When is a 10 letter word really a 4 letter word within the wine industry? How can a tiny aphid only 1/13th of an inch long and 1/16th of an inch wide capable of inflicting billions of dollars in damage?

Phylloxera is a tiny aphid which feeds on the roots of vines. The aphid has destroyed vineyards from North America, Europe, South America and all the way to Australia and everywhere in between.

As it turns out, Phylloxera is a native of North America. Most native vines to this continent come with some level of protection against the pest, but unfortunately these grapes are more suited to making grape jam than they are wine. Concord is a great example of a native grape to North America.

As it turns out French scientists in the 1860’s wanted to study American vines and sent for a series of samples to test. Unfortunately, Phylloxera hitched a ride with the vines and the results were largely catastrophic. By 1873 the entire French wine industry was in a state of upheaval with wine quality suffering and vines literally dying by the millions. The French government went so far as to offer a reward for anyone who could come up with a solution to the problem. Chemicals were tested without success. Likelywiese vineyards were flooded with water and even white wine…the pest kept coming.

Meanwhile the fledging California wine industry was planting European vines in their fields in an attempt to improve quality levels and gain a place in the international wine market.

At the beginning of the 20th century, the pest infected California vines and the same results quickly came to fruition. Finally a solution was discovered.

Plant American rootstock, but graft on European vines so you receive vines which are resistant to Phylloxera without sacrificing quality.

Things went quite smoothly and aside from a small outbreak here and there Phylloxera wasn’t heard from again until the 1980’s when the pest started to once again destroy California vineyards. As it turns out many California vintners had planted a version of the rootstock which was in effect half American and half European, making it susceptible to Plylloxera after only a few genetic mutations. California biologists knew the risks but proceeded anyway, while their European counterparts having been hit much harder by earlier outbreaks decided to plant only truly native American rootstocks.

So what was the cost to the California wine industry due to the 1980’s explosion of Phylloxera? At least 1.2 Billion Dollars was spent to re-plant vines and wait at least three years before being able to use the grapes commercially.

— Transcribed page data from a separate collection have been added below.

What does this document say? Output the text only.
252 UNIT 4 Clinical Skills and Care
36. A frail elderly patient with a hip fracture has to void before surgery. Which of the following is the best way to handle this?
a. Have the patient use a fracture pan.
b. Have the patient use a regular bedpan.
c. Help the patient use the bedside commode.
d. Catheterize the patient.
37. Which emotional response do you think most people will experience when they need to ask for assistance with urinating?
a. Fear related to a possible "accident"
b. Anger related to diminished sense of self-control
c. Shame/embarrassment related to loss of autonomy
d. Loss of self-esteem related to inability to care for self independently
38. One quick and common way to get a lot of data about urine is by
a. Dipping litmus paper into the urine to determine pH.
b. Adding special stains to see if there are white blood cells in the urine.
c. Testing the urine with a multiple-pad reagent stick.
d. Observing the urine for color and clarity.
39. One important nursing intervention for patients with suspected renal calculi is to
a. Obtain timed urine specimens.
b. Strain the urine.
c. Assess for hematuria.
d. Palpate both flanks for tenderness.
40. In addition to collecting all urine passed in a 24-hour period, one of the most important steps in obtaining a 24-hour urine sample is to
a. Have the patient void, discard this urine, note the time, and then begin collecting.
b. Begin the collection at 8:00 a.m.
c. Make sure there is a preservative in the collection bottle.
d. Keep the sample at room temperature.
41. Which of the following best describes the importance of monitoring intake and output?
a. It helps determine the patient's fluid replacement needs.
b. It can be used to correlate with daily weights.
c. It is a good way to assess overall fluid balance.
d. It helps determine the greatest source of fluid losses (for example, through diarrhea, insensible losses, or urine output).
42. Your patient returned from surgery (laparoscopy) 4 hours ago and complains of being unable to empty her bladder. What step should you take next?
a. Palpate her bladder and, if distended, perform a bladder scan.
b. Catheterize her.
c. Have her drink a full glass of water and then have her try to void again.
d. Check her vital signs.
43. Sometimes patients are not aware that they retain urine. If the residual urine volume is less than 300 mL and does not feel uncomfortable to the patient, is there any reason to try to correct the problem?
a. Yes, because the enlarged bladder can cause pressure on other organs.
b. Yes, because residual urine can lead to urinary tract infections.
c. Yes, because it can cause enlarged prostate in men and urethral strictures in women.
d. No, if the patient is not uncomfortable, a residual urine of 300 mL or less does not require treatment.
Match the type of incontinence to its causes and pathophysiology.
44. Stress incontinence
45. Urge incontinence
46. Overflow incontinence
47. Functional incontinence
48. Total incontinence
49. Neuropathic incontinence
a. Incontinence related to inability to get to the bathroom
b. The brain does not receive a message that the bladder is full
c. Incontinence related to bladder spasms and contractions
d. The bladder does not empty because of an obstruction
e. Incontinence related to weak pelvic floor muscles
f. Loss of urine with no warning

There is a positive to the story though. Biology and viticulture had come leaps and bounds ahead by the time the Plylloxera hit vineyards in the 1980’s when compared with earlier invasions. This new and advanced research has allowed vineyard owners to replant vineyards with clones and grape varieties more suited to their specific growing conditions.

As we’ve found in the wine industry, not every negative is truly a negative. The Phylloexera epidemic in the 1980’s led to a tremendous amount of suffering for California vintners, but the industry wouldn’t have the same quality level today if the pest had never come back to its ancestral home.